EGREGORES AND ASTRAL CONSTRUCTS

In one of his many books on the occult, Colin Wilson tells us of a television show that featured a “created” ghost. The show was one of those psychic phenomenon shows that were very popular in the early seventies. This particular show explored the notion of mediums, seances, and communication with spirits across the Veil. Well, prior to the show, the sitters got together and decided to “make” a ghost. They came up with a name and an elaborate history for this fellow, and they put a good deal of time, effort, and energy into imagining what he would look like, how he might speak, and how he lived his life.

The purpose of this experiment was in part to see whether or not spirits were truly being contacted by the medium during such sittings, or if the details typically gleaned by a medium from a “spirit” were actually being telepathically picked out of the heads of those present.

The experiment proved inconclusive, unfortunately, because this created spirit did not limit himself to the details that sitters were thinking about beforehand. Instead, he proved quite lively, rapping and tilting the table and elaborating on details of his history the sitters had not agreed upon. In essence, he behaved just like a real ghost.

The results of this experiment of course raised the question for the paranormalists, “Is it possible to ‘create’ a ghost?” Most students of the paranormal, if they acknowledge the existence of spirits, assume that the spirit-world is populated exclusively with human ghosts. So the notion of a spirit that was created through the collective thoughts and focus of a small group lay out of the realm of what they could conceive. However, though the parapsychologists might find the notion puzzling, the creation of spiritual entities has long been known to practitioners of magick. With the proper focus, it is of course possible to “create” a spirit. In some traditions, such a created thing is known as a thought-form or an elemental. I tend to refer to them as constructs. Another more technical occult term for a created spirit is “egregore”.

People can make constructs intentionally, or they can create them accidentally by focusing a lot of energy on a particular thought form, force, imagined entity, and so on. A good example of an accidentally, but very real, construct, would be the “spirit” that haunts a certain house in Greenwich Village of NY, as cited by John Keel in “The Mothman Prophecies” (now a major motion picture). Anyhow, this spirit wears a slouch hat and a long flowing cape and goes stalking about the hallways with a sort of menace to his step. The spirit was well documented, but when people researched the history of the place, there was no one who had died there who even remotely fit the description of this thing.

However, as Keel notes, there was an interesting fellow who had lived there for several years. He was a writer, and he spent some of his most prolific years in that place.

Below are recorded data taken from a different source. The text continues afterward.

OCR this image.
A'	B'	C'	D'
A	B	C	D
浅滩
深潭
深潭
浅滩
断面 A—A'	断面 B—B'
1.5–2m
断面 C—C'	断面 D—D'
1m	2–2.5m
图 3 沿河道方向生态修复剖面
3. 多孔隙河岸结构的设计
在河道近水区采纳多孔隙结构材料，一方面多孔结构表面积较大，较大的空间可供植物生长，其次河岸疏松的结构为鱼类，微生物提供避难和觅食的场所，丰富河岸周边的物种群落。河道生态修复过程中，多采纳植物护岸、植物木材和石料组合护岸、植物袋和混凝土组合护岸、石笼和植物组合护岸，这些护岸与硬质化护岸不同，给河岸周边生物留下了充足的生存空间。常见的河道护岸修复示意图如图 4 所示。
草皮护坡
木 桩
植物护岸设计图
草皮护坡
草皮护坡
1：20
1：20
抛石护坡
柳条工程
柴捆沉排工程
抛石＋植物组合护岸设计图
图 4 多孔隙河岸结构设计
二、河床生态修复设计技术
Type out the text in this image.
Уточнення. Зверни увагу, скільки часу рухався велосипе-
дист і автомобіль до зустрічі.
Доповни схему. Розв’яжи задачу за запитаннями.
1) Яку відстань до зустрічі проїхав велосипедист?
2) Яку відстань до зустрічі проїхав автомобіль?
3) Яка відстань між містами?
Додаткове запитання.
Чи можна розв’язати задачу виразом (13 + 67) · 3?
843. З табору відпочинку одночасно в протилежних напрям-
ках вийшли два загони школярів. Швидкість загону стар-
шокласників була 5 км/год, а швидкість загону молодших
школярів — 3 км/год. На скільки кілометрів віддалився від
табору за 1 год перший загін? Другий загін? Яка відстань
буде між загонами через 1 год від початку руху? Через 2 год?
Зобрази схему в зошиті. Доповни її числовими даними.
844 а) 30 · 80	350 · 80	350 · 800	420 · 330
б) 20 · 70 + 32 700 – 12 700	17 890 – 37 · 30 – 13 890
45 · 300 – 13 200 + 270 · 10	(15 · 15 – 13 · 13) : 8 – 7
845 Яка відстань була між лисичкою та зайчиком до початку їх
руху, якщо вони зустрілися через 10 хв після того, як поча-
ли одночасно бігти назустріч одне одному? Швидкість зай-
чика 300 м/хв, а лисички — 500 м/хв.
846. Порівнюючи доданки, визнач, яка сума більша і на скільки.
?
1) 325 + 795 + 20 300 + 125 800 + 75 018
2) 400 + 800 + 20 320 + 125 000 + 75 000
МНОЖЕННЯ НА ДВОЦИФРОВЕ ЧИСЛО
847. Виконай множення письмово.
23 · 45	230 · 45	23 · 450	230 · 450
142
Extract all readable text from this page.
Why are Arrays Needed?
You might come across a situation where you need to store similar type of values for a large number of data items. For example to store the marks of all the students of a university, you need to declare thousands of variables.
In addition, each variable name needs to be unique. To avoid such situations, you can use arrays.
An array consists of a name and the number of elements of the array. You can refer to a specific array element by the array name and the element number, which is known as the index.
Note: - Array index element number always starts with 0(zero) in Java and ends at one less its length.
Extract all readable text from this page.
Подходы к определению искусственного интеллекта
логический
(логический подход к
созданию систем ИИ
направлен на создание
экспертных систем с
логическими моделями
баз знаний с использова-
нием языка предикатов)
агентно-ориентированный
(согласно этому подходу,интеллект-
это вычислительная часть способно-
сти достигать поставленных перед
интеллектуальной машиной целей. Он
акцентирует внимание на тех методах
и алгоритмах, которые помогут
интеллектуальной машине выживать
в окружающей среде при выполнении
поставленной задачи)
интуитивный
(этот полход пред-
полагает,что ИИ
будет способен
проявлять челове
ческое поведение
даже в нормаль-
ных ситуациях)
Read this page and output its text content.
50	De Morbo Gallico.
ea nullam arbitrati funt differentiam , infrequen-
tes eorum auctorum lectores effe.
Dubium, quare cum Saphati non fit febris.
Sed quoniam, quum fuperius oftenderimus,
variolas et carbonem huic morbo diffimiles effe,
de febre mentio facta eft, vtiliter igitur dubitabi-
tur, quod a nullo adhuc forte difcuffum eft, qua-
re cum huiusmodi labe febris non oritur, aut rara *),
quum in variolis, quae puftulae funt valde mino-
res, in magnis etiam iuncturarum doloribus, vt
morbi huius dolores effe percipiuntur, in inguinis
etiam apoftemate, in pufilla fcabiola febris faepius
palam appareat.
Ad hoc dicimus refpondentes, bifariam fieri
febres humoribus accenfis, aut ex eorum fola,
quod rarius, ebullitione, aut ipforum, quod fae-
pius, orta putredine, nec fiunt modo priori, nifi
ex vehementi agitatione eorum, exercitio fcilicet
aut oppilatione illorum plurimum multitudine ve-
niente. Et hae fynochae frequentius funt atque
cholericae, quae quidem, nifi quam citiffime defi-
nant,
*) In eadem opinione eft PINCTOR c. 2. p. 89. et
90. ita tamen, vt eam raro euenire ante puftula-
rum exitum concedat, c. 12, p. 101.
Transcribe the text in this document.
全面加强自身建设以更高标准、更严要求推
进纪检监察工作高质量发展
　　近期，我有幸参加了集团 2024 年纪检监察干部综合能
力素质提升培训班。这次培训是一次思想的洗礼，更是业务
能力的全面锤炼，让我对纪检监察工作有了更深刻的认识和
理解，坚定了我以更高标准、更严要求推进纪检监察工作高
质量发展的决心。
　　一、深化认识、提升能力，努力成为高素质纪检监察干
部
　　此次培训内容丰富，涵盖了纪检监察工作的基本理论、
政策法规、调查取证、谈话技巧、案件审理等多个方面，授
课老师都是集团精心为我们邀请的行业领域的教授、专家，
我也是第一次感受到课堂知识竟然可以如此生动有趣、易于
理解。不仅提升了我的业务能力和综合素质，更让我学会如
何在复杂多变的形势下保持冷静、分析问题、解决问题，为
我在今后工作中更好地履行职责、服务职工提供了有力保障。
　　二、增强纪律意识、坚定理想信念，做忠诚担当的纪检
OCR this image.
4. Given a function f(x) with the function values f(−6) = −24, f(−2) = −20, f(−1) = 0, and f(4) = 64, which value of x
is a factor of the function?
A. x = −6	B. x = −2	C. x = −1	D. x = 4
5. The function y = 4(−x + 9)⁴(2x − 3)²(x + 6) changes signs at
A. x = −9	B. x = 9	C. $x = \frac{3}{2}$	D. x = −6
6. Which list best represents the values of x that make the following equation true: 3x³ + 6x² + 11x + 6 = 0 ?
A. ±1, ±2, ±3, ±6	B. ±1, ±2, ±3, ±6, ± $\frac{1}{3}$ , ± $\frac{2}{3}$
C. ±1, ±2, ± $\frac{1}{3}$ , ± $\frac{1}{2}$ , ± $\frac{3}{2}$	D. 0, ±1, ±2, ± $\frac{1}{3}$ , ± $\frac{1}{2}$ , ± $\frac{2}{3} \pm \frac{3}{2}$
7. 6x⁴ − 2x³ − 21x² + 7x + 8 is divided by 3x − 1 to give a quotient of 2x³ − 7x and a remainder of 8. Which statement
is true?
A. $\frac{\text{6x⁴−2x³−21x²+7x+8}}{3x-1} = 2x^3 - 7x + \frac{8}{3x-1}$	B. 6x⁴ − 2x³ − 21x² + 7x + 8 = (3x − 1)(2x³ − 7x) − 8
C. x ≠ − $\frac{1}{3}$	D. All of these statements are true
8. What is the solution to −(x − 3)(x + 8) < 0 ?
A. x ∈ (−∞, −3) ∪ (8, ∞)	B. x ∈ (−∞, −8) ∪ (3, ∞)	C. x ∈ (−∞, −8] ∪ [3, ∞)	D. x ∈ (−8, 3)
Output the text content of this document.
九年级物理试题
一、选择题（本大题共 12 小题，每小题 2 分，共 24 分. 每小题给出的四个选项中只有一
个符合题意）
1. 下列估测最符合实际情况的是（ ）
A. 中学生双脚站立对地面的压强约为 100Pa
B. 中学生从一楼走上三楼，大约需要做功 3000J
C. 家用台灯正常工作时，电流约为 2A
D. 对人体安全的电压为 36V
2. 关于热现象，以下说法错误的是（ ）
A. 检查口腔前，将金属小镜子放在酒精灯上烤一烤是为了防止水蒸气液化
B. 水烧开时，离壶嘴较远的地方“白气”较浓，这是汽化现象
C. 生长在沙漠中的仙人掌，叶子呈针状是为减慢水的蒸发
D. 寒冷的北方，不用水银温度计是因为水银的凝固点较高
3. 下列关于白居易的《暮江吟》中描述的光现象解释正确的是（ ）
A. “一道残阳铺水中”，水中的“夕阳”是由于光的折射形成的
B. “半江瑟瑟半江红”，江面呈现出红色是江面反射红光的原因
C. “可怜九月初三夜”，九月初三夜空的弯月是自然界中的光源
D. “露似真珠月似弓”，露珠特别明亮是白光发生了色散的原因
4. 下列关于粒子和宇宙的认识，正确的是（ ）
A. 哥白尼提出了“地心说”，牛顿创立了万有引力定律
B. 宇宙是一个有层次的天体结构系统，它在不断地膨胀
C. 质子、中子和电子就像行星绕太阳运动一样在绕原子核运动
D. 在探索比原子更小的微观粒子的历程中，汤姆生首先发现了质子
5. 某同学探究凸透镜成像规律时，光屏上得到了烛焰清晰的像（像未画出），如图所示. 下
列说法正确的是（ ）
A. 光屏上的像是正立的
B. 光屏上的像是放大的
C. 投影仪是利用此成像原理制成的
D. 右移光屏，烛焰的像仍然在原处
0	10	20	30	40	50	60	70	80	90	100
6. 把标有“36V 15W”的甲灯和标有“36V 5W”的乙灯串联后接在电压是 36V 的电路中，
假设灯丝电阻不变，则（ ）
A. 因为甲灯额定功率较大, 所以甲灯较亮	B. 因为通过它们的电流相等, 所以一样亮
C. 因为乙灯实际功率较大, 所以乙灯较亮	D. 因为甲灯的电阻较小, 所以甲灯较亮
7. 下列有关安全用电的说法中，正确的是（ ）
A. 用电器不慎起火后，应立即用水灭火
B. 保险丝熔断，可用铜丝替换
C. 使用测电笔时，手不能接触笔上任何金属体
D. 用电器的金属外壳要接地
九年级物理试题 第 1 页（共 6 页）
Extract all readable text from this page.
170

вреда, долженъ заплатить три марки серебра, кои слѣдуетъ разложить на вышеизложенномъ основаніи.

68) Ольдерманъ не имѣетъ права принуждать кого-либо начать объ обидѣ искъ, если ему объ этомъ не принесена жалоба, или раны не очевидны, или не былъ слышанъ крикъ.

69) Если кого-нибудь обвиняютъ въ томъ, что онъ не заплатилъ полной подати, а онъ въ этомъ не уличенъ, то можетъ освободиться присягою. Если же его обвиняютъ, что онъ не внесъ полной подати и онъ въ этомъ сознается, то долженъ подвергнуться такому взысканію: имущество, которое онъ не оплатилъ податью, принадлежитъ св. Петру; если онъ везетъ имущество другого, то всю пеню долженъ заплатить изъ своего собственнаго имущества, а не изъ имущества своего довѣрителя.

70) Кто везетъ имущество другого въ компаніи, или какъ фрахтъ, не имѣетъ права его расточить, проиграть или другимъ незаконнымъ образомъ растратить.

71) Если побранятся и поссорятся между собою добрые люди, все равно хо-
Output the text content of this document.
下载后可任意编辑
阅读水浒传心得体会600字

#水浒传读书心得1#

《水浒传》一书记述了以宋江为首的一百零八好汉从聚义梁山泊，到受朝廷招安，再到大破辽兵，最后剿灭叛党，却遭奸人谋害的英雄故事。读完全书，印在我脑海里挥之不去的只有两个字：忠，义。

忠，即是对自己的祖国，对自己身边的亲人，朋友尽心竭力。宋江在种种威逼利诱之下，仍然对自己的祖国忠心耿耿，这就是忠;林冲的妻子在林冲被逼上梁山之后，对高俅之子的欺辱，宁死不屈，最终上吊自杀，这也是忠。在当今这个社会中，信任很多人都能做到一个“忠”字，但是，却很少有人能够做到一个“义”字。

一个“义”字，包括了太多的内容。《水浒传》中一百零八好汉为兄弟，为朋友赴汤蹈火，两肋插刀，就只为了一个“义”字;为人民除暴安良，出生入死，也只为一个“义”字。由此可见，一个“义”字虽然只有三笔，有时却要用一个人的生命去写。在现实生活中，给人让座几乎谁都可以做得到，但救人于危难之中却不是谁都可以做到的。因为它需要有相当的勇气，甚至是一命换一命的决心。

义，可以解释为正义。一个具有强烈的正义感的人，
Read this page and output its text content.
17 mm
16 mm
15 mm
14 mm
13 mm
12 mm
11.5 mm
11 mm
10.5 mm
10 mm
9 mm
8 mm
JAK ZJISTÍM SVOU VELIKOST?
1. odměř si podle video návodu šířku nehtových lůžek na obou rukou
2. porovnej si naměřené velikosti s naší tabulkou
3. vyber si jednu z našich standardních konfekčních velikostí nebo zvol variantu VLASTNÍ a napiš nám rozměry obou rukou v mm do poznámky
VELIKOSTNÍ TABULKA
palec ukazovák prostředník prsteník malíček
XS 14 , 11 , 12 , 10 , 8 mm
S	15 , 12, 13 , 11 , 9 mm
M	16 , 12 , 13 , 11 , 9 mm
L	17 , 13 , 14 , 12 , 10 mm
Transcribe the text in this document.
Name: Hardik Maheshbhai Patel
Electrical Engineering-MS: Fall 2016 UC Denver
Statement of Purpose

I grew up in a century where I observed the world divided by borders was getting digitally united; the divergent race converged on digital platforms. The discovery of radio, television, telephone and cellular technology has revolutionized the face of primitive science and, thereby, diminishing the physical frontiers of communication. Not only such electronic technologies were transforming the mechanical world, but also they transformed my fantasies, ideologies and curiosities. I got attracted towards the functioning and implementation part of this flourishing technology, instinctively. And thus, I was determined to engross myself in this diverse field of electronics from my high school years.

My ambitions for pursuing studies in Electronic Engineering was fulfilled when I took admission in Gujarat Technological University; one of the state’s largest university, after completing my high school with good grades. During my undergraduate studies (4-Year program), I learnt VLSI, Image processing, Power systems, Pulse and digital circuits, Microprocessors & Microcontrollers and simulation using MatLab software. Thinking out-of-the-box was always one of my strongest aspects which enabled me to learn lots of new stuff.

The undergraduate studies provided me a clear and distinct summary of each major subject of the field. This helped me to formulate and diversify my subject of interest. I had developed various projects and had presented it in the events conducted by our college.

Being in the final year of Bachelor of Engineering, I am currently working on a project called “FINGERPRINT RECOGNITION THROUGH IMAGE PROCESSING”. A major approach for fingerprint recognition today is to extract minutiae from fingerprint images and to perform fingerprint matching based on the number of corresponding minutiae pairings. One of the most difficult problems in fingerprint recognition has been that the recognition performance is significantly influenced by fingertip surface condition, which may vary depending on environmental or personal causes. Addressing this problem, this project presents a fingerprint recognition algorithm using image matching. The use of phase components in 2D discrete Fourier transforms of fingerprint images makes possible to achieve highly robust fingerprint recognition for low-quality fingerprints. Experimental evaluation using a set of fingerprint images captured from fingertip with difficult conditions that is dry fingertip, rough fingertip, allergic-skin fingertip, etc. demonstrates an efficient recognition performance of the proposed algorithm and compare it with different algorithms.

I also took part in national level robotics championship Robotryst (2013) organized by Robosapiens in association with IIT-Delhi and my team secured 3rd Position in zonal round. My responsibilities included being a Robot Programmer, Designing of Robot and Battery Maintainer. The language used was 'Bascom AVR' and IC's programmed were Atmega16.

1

His name was Walter Gibson, and he was the creator of the Shadow — he “who knows what evil lurks in the hearts of men.”

The Shadow, for those born too recently to know, was a dark and menacing figure who stalked about in a broad-brimmed hat and voluminous cloak (and no, the original was not Alec Baldwin).

Basically, by pouring so much energy, imagination, and intensity into his character, Walter Gibson has left behind an astral construct of the character, and this construct now perpetually goes through the motions of its created existence.

Constructs, from this example, are basically thought given form in the subtle reality. The more energy you put into them, the stronger they are. They can be created for many purposes. A lot of magickal workers create them as guardians. They are kind of like computers or robots in the fact that they function on a simple program and can be made to carry out basic functions — like the Shadow, who stalks around menacingly in keeping with his character. With a lot of effort and focus, they can be made to be more complex, though this often depends on the skill of the person or persons creating them.

Constructs tend to fade over time unless they are sustained. Some of the more complicated constructs can be self-sustaining and will feed upon energy just like any other entity in the subtle realm. Others will be sustained as long as you continue to put some thought and focus into them – whether you consciously intend to do this or not. Thought is energy, and the more you focus on something consciously, or in daydreams and nightmares, the more energy you provide to strengthen and sustain it.

Some really powerful egregores seem to achieve sentience over time, and these may become independent of their creators, essentially becoming indistinguishable from “true” spirits.

Of course, as constructs and egregores are typically used as what amounts to servants by magickal practitioners, this raises all manner of questions about ethics. If an egregore can achieve sentience, does that make it “real”? Do such entities simply follow programs and patterns that are worked into them, or can they achieve something akin to free will? And since we seem to be able to generate these entities both consciously and unconsciously through our focused emotions and thoughts, what does that say about our relation to them? Are we creating “life”? And if this is the case, do we then have any kind of responsibility toward our creation?

These are very sticky ethical questions that are beyond the scope of this short thesis. But they are questions that certainly bear consideration, especially before you sit down and decide to create an egregore to baby-sit your altar or guard your home.